Lionel Arbuthnot

Personal information
- Full name: Lionel Gough Arbuthnot
- Born: 29 September 1867 Kensington, England
- Died: 16 May 1942 (aged 74) Surrey, England
- Batting: Unknown
- Role: Tail-end batsman

Domestic team information
- 1901–02: R. A. Bennett's XI
- First-class debut: 22 January 1902 R. A. Bennett's XI v Barbados
- Last First-class: 10 April 1902 R. A. Bennett's XI v British Guiana

Career statistics
| Competition | FC |
| Matches | 7 |
| Runs scored | 44 |
| Batting average | 8.80 |
| 100s/50s | -/- |
| Top score | 17* |
| Balls bowled | – |
| Wickets | – |
| Bowling average | – |
| 5 wickets in innings | – |
| 10 wickets in match | – |
| Best bowling | – |
| Catches/stumpings | 2/– |
- Source: CricketArchive, 18 February 2010

= Lionel Gough Arbuthnot =

English cricketer

Major Lionel Gough Arbuthnot, MBE was a banker and soldier who also played first-class cricket on a tour of the West Indies in 1901–02.

==Cricket career==
Arbuthnot was not part of the official touring party which had just 11 players, but appeared in seven of the 13 first-class matches, including two of the games against teams representing the combined West Indies. He batted at No 11 in all but one of his seven games and he did not bowl.

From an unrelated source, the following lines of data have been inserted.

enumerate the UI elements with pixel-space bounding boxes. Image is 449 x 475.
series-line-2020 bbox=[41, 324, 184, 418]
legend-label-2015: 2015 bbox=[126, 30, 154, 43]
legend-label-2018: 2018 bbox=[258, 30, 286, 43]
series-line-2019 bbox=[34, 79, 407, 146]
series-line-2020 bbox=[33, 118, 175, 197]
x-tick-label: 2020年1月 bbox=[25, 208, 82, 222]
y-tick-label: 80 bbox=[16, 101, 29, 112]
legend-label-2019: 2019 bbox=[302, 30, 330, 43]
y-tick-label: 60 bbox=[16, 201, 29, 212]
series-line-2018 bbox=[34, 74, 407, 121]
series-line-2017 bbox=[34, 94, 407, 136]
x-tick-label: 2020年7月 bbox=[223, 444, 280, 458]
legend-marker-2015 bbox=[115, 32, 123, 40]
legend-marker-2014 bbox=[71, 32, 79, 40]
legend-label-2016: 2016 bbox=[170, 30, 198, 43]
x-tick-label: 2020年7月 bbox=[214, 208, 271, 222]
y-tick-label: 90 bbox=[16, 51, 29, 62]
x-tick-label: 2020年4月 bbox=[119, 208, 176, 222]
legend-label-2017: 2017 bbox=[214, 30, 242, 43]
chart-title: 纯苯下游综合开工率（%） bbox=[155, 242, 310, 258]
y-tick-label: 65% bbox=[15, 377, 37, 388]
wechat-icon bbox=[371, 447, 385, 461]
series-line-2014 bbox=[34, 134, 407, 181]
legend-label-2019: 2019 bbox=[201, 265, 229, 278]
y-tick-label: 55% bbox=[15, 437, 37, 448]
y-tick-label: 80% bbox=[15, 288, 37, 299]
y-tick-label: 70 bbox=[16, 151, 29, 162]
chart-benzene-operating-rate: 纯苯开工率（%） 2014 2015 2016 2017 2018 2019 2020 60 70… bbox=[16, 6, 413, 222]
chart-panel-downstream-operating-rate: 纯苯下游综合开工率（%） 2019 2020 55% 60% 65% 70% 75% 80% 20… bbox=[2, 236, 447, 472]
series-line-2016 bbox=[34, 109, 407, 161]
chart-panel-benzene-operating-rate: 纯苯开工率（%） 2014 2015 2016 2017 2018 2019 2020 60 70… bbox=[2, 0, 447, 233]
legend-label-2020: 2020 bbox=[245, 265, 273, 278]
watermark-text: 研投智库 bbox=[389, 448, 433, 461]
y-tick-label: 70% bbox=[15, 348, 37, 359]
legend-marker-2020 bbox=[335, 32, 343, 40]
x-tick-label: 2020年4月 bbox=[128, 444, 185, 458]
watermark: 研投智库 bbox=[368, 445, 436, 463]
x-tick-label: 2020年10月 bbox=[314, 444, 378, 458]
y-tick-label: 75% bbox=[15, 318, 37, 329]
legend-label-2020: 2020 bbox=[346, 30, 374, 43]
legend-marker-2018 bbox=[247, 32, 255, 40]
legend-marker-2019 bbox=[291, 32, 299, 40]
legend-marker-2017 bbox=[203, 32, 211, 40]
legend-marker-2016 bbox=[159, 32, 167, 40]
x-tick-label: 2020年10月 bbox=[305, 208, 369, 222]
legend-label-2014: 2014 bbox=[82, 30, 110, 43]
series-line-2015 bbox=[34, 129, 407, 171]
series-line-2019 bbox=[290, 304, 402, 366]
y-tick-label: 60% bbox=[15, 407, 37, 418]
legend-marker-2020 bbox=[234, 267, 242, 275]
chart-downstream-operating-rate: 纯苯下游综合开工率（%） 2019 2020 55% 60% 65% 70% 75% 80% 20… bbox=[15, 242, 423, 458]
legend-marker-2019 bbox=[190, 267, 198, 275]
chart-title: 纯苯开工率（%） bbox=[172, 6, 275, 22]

His best match, and that of the whole team, was the second of the "international" fixtures he played in against the West Indies at Georgetown, Guyana, when he made his top score of 17 not out and shared in a 10th wicket partnership of 43 with wicketkeeper Arthur Whatman, who was captaining the side in Bennett's absence. The touring team won the match by an innings and 330 runs.

==Military career==
Captain, Lancashire Fusiliers; MBE 3 June 1919; Temp Lt Lanc Fus transferred to General List ADC 10 Jun 1918. Temp Major Labour Corps to be temp Lt-Col while employed as Army Burial Officer 23 Dec 1918. He relinquished his commission (temp Capt, ADC personal staff, general list) and was appointed temp Lt 23 Jan 1919. He relinquished his commission (temp Major, Capt ret'd pay) and retains the rank of Major 20 Jun 1919. He relinquished his commission (temp Lt, 4th Bn Sussex Reg't) 5 July 1921. Brigadier-General, Royal Fusiliers, Order of the White Eagle (Serbia) 5th class.